ES-FUZZ: Improving the Coverage of Firmware Fuzzing with Stateful and Adaptable MMIO Models

Abstract

Gray-box fuzzing is widely used for testing embedded systems (ESes). State-of-the-art (SOTA) gray-box fuzzers test ES firmware in fully emulated environments without real peripherals. They emulate missing peripherals to achieve decent code coverage. Some fuzzers infer the memory-mapped I/O (MMIO) behavior of firmware peripherals from the firmware binary. We find that these fuzzers emulate the inferred MMIO behavior using stateless and non-adaptive MMIO models, which perform poorly in handling ES firmware's MMIO reads to collectively retrieve a data chunk. This leaves ample room for improving the code coverage of these fuzzers.
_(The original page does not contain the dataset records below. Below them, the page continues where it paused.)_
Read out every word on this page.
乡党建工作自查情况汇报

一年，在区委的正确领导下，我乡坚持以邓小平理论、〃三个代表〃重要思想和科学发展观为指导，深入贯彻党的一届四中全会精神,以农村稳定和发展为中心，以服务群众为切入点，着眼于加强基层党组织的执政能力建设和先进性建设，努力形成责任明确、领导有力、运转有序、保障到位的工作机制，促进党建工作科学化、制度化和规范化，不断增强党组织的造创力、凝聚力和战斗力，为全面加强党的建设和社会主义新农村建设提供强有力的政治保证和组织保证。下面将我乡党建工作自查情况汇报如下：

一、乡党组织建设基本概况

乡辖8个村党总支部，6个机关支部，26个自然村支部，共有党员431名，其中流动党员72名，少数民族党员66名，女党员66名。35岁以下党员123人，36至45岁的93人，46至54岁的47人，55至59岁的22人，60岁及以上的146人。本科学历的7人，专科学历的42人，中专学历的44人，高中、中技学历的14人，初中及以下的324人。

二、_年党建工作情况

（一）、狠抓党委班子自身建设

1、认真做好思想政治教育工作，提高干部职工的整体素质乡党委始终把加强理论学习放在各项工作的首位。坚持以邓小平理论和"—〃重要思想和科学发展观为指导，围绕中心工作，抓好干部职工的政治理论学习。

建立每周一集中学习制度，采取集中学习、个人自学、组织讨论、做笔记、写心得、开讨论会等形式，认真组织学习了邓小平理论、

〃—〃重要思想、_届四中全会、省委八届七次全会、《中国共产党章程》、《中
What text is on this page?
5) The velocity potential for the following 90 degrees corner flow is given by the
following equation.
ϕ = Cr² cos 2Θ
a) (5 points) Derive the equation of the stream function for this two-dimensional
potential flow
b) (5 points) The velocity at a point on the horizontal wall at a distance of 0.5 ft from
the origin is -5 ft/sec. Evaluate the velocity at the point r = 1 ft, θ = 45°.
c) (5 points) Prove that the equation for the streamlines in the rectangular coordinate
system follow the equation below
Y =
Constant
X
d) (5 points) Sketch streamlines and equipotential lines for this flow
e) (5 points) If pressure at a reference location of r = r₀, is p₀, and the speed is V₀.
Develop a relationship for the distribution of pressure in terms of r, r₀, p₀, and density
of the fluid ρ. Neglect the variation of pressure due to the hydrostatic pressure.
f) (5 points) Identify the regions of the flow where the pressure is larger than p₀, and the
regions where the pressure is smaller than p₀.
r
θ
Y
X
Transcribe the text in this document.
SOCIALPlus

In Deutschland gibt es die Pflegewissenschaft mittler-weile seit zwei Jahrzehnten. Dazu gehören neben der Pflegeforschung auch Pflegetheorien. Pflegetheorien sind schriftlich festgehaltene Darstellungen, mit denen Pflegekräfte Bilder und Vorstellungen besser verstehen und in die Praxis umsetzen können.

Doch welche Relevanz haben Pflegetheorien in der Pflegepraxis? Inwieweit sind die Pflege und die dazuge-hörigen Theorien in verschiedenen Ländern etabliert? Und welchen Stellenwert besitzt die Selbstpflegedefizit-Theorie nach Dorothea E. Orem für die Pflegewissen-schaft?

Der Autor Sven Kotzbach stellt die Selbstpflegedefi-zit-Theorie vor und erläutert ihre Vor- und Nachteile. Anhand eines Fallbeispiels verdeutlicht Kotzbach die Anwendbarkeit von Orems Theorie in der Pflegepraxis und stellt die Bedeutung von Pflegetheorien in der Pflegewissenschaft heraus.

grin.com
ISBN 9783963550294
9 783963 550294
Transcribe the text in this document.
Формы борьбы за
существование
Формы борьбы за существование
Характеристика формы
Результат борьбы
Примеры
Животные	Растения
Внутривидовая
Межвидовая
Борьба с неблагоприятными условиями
We propose ES-Fuzz to improve the code coverage of each such fuzzer using stateful MMIO models that adapt to overcome the fuzzer's coverage bottlenecks. ES-Fuzz runs concurrently with a given fuzzer and starts a new run whenever the fuzzer's coverage stagnates. In each run, ES-Fuzz leverages a high-coverage test case to generate new stateful MMIO models that boost the coverage further. We have implemented ES-Fuzz upon Fuzzware and evaluated it with 24 popular ES firmware. ES-Fuzz is shown to enhance Fuzzware's coverage by up to 54% in 11 of them and trigger additional bugs in 5 of them without hurting the coverage in the remainder. ES-Fuzz's MMIO models are shown to describe a wide range of MMIO-retrieved data chunks and the firmware's usage of the same data chunk in various contexts.